Hubo un silencio mientras yo pensaba en cómo preguntárselo.

– ¿No te olvidas de algo? -le pregunté al fin.

– Sí, Jack, ya sé que eres periodista y que has sido el que ha puesto todo en marcha. Pero tienes que comprenderlo: si levantas una tormenta periodística en torno a ese tipo, no lo cogeremos nunca. Se asustará y se volverá a meter en su concha. Habremos perdido nuestra mejor oportunidad.

– Bueno, yo no estoy a sueldo del Gobierno. A mí me pagan, creo, por informar y escribir reportajes… El FBI no es quién para decirme lo que he de escribir ni cuándo.

– No puedes utilizar nada de lo que te acabo de contar.

– Lo sé. Lo he prometido y lo cumpliré. No lo necesito. Ya lo tenía. La mayor parte. Todo excepto lo de Beltran, y no tengo más que leer la reseña biográfica de este libro para encontrar sus últimas palabras… Para este reportaje no necesito la información ni el permiso del FBI.

Eso volvió a crear un silencio entre los dos. Se notaba que estaba enfadada, pero yo tenía que defender mi posición.
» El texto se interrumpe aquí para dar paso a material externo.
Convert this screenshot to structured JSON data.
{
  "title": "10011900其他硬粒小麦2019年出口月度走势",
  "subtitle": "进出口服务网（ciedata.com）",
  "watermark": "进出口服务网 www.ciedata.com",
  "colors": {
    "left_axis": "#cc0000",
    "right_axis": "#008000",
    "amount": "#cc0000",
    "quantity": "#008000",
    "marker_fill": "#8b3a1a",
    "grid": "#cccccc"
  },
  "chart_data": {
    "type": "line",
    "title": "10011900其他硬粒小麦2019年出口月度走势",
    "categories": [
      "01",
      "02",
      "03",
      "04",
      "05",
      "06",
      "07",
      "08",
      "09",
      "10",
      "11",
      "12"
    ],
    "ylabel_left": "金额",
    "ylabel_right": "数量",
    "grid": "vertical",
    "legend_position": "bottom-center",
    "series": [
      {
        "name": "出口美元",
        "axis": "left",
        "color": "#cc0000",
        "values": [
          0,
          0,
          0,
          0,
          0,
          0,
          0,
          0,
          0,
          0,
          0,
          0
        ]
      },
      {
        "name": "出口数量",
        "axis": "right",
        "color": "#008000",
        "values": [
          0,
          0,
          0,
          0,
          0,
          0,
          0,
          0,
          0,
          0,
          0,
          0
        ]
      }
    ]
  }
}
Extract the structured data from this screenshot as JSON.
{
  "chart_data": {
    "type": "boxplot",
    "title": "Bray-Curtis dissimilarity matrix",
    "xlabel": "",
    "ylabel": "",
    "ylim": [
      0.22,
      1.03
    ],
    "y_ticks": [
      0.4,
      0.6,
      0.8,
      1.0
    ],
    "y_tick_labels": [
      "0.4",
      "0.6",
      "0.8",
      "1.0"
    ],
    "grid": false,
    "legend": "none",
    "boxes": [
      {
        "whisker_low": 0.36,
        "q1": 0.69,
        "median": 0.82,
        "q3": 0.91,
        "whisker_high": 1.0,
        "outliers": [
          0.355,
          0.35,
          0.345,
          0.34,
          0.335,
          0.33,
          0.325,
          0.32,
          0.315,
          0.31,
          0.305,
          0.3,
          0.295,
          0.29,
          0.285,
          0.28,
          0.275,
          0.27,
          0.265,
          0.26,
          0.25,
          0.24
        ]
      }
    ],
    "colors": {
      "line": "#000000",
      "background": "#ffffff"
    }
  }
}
Tenía que jugar mis cartas con la mayor astucia posible. En este tipo de juegos no tienes una segunda oportunidad. Al cabo de unos minutos empecé a ver en la autopista los indicadores de la salida hacia Quantico. Ya estábamos cerca.

– Mira -le dije-. Ya hablaremos del reportaje después. No voy a salir corriendo para ponerme a escribir. Tengo que hablar detenidamente de ello con mi redactor jefe y ya te diré lo que vamos a hacer. ¿De acuerdo?

– Está bien, Jack. Espero que pienses en tu hermano cuando lo discutáis. Estoy segura de que tu redactor jefe no lo

hará.

– Oye, hazme un favor. Deja de hablarme de mi hermano y de mis motivos. Porque no sabes nada de mí ni de él ni de lo que pienso.

– Está bien.

Recorrimos unos cuantos kilómetros en absoluto silencio. Se me fue pasando un poco el enfado y empezaba a preguntarme si no habría estado muy brusco. Su propósito era atrapar a aquella persona a la que llamaban el Poeta. El mío también.

– Mira, siento lo de antes -le dije-. Todavía creo que podemos ayudamos mutuamente. Podemos colaborar y quizás atrapemos a ese tipo.

– No lo sé -replicó ella-. No veo cómo vamos a colaborar si lo que te digo va a salir en los diarios y en la televisión y después en los periódicos sensacionalistas. Tienes razón, no sé nada de lo que piensas. No te conozco y no creo que pueda confiar en ti.

No dijo nada más hasta que llegamos a la entrada de Quantico.